Back to form: Diamond Dave and Van Halen revive band's classic energy
Last night's Van Halen concert at Mellon Arena featured the band's reunion with singer David Lee Roth after more than a 20-year absence. From the very first notes of "You Really Got Me," Roth embraced the spotlight at every opportunity.
He preened, he mugged for the cameras, a free electron in a physics experiment gone wild, the madcap conductor seemed to be so gosh-darn happy to be back with his former mates.
And well he should, because the Van Halen family understands that rock 'n' roll without substance is just so much flash. Last night's gig belonged to Eddie, Alex and, to a lesser-but-nonetheless-surprising degree, Wolfgang, Eddie's son, now the bassist.
Start with Eddie, looking trim, fit and well.
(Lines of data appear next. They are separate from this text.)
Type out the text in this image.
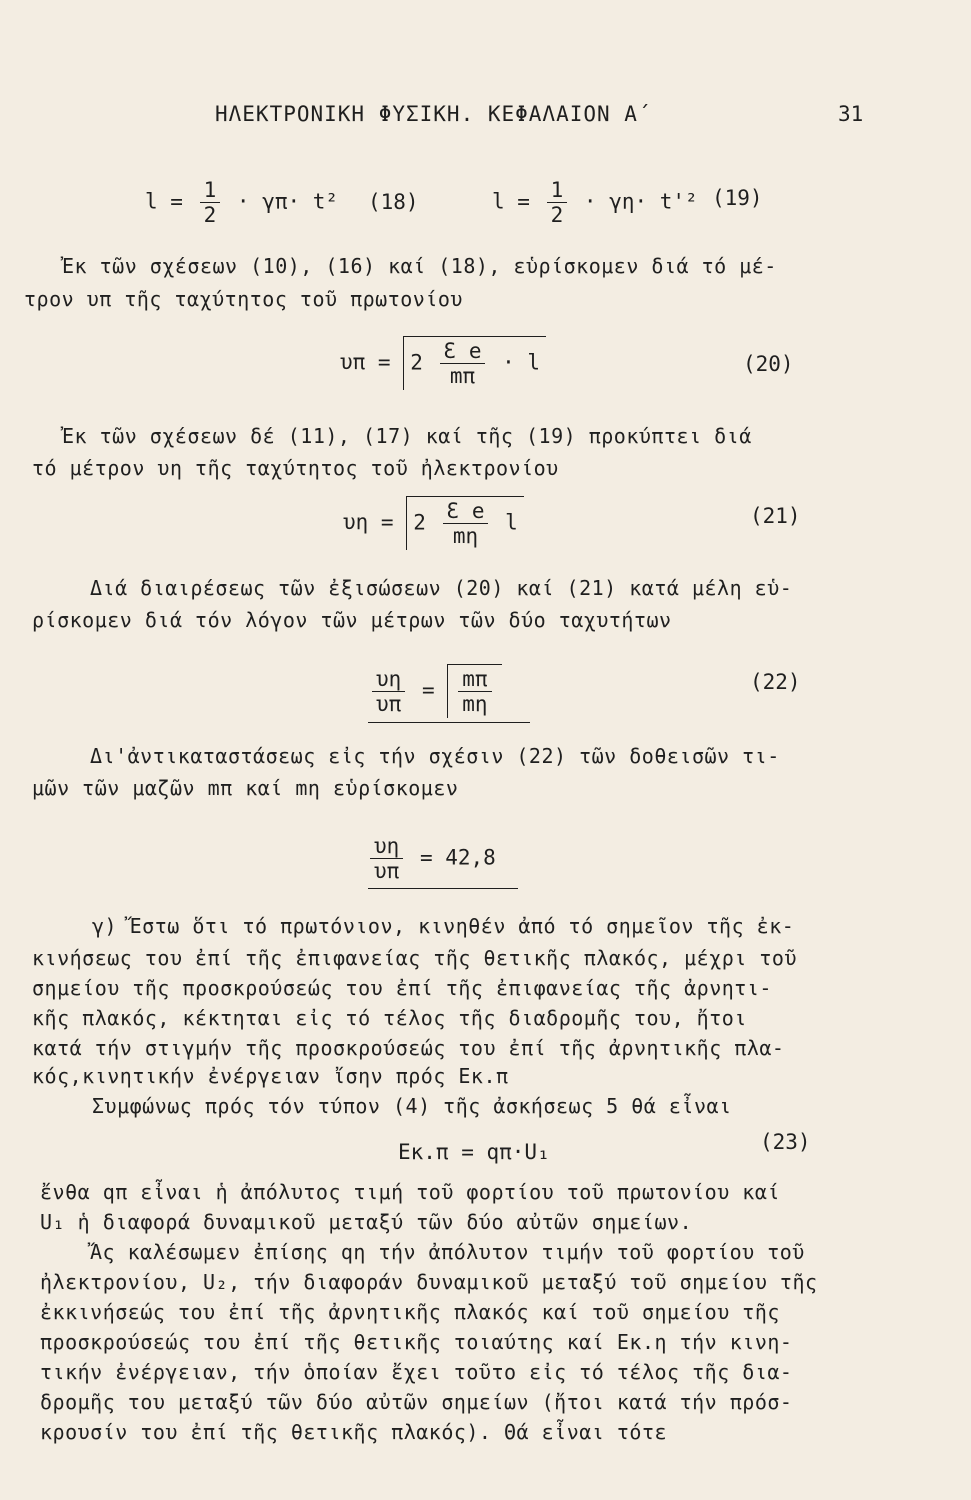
ΗΛΕΚΤΡΟΝΙΚΗ ΦΥΣΙΚΗ. ΚΕΦΑΛΑΙΟΝ Α΄	31
$l = \frac{1}{2} \cdot \gamma\pi\cdot t^2$ (18)	$l = \frac{1}{2} \cdot \gamma\eta\cdot t'^2$ (19)
Ἐκ τῶν σχέσεων (10), (16) καί (18), εὑρίσκομεν διά τό μέ-
τρον υπ τῆς ταχύτητος τοῦ πρωτονίου
$\upsilon\pi = 2 \frac{\text{Ɛ e}}{m\pi} \cdot l$	(20)
Ἐκ τῶν σχέσεων δέ (11), (17) καί τῆς (19) προκύπτει διά
τό μέτρον υη τῆς ταχύτητος τοῦ ἠλεκτρονίου
$\upsilon\eta = 2 \frac{\text{Ɛ e}}{m\eta}$ l	(21)
Διά διαιρέσεως τῶν ἐξισώσεων (20) καί (21) κατά μέλη εὑ-
ρίσκομεν διά τόν λόγον τῶν μέτρων τῶν δύο ταχυτήτων
$\frac{\upsilon\eta}{\upsilon\pi} = \frac{m\pi}{m\eta}$	(22)
Δι'ἀντικαταστάσεως εἰς τήν σχέσιν (22) τῶν δοθεισῶν τι-
μῶν τῶν μαζῶν mπ καί mη εὑρίσκομεν
$\frac{\upsilon\eta}{\upsilon\pi} = 42,8$
γ) Ἔστω ὅτι τό πρωτόνιον, κινηθέν ἀπό τό σημεῖον τῆς ἐκ-
κινήσεως του ἐπί τῆς ἐπιφανείας τῆς θετικῆς πλακός, μέχρι τοῦ
σημείου τῆς προσκρούσεώς του ἐπί τῆς ἐπιφανείας τῆς ἀρνητι-
κῆς πλακός, κέκτηται εἰς τό τέλος τῆς διαδρομῆς του, ἤτοι
κατά τήν στιγμήν τῆς προσκρούσεώς του ἐπί τῆς ἀρνητικῆς πλα-
κός,κινητικήν ἐνέργειαν ἴσην πρός Eκ.π
Συμφώνως πρός τόν τύπον (4) τῆς ἀσκήσεως 5 θά εἶναι
Eκ.π = qπ·U₁	(23)
ἔνθα qπ εἶναι ἡ ἀπόλυτος τιμή τοῦ φορτίου τοῦ πρωτονίου καί
U₁ ἡ διαφορά δυναμικοῦ μεταξύ τῶν δύο αὐτῶν σημείων.
Ἄς καλέσωμεν ἐπίσης qη τήν ἀπόλυτον τιμήν τοῦ φορτίου τοῦ
ἠλεκτρονίου, U₂, τήν διαφοράν δυναμικοῦ μεταξύ τοῦ σημείου τῆς
ἐκκινήσεώς του ἐπί τῆς ἀρνητικῆς πλακός καί τοῦ σημείου τῆς
προσκρούσεώς του ἐπί τῆς θετικῆς τοιαύτης καί Eκ.η τήν κινη-
τικήν ἐνέργειαν, τήν ὁποίαν ἔχει τοῦτο εἰς τό τέλος τῆς δια-
δρομῆς του μεταξύ τῶν δύο αὐτῶν σημείων (ἤτοι κατά τήν πρόσ-
κρουσίν του ἐπί τῆς θετικῆς πλακός). Θά εἶναι τότε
He's the spark, the flame from which all things Van Halen begin, and he was more or less superb throughout, be it slashing the menacing chords of "Runnin' with the Devil" or picking his way through the more lyrical passages of "Dance the Night Away" or "Pretty Woman," not to mention his commanding performances on "Panama" and "Ain't Talkin' 'Bout Love."
Next, Alex Van Halen, whose remarkably entertaining mid-show drum solo (these things tending to be tepid and cliched) launched the show's most impressive run: "Unchained," "I'll Wait," "And the Cradle Will Rock" and "Hot For Teacher." His playing throughout was fluid and subtle, providing a solid bedrock for Eddie's excursions.
Finally, Wolfgang Van Halen, now 17; the best part about his work is that Michael Anthony's bass was hardly, if at all, missed. The kid is solid, and like his Uncle Alex, knows his role. Judging by his constant smile, he also seems to realize he's one of the luckiest teens on the planet.
Which leaves Diamond Dave, who, at times, was spot-on, notably on "Ice Cream Man," and at times woefully off key, especially in "Little Dreamer" and the encore, "Jump." Roth has lost a step vocally, but his enthusiasm -- his smile also seemed to be plastered in place -- mitigated his shortcomings.
Roth's performance did highlight one important element: You might get away with replacing lead singers, as the Van Halens have done in the past. But there's no substitute for the brothers themselves.